Association between p34 and p44 also involves the C-terminal domain of p34. (A) SEC of the p34ct full length protein with p44ct(368–534) wild-type or p44ct(368–534)-F490E and p34ct-A151E with p44ct(368–534) wild-type. p34ct full length (red) and p44ct(368–534) (blue) were analyzed separately and mixed in a 1:1 stoichiometry (green) prior to SEC. (B) HDX-MS differential heatmap of p34hs versus p34hs/p44hs. Hydrogen–Deuterium eXchange coupled to mass spectrometry experiments, in which the deuterium exchange labeling of p34hs in the presence and absence of p44hs was compared. Data could be measured only for the highlighted areas as depicted in the sequence coverage presented in Supplementary Figure S6B. (C) Densitometry analysis of a Coomassie stained gel of rIIH6/p34wt and rIIH6/p34(1–233) purified using IMAC followed by immuno-precipitation using an anti-p44 antibody.

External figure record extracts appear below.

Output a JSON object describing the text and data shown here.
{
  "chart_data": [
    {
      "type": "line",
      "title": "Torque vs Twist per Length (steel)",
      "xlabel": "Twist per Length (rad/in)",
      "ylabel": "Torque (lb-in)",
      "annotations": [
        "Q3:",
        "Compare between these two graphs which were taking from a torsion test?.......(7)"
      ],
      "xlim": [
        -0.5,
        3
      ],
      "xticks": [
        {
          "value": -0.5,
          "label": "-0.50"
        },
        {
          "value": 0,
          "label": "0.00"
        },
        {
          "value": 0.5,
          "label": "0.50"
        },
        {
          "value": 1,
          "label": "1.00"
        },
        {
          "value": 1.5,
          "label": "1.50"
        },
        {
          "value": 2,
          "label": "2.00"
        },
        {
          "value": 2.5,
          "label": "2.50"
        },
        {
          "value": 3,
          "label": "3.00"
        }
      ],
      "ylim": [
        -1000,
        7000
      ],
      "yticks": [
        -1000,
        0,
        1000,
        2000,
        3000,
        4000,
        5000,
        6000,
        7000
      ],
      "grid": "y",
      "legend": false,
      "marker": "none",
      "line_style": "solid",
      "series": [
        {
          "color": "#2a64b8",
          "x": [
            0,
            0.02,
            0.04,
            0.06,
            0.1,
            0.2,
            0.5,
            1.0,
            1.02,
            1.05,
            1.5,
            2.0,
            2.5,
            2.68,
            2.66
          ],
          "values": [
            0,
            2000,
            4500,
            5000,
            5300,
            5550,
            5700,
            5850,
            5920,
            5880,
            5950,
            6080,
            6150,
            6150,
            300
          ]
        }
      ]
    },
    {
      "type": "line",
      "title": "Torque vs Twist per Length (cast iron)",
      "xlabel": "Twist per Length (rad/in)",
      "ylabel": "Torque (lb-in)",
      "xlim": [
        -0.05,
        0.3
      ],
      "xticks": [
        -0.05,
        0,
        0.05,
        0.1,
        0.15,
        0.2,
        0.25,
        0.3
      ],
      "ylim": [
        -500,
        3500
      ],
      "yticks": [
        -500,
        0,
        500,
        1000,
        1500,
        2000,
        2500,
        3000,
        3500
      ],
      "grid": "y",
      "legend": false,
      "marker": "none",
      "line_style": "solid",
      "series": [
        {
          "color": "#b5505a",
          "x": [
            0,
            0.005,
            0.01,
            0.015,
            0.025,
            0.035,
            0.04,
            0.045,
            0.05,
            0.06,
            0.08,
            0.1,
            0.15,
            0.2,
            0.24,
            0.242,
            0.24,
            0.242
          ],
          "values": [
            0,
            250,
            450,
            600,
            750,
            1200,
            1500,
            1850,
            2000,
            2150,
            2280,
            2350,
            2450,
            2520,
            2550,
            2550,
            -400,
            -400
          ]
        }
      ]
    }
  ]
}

The gel as well as a western blot analysis of the complexes are presented in the supplementary data. (D) Extracts from SF9 cells co-infected by viruses expressing core-TFIIH wild-type (rIIH6/p34 wt) or mutant (rIIH6/p34(1–233)) were incubated with XPD plus CAK, immuno-precipitated using an antibody directed against cdk7 and immobilized proteins were analyzed using specific antibodies. Heavy (HC) and light (LC) chains of the anti-cdk7 antibody are indicated. (E) and(F) Complexes purified in (C) were analyzed for their transcription and NER activities as described in Figure 3.

Figure 5.

Cartoon representation depicting the summary of our observations with the same coloring scheme as used in Figure 1 showing core-TFIIH with XPD. Left panel: wild-type active TFIIH. Middle panel: TFIIH mutated within the minimal p34/p44 interface (structurally characterized in this study) maintaining the active complex. Right panel: TFIIH with the C4 domain of p34 missing. This p34 variant still interacts with p44 but other vital interactions are missing leading to an inactive TFIIH.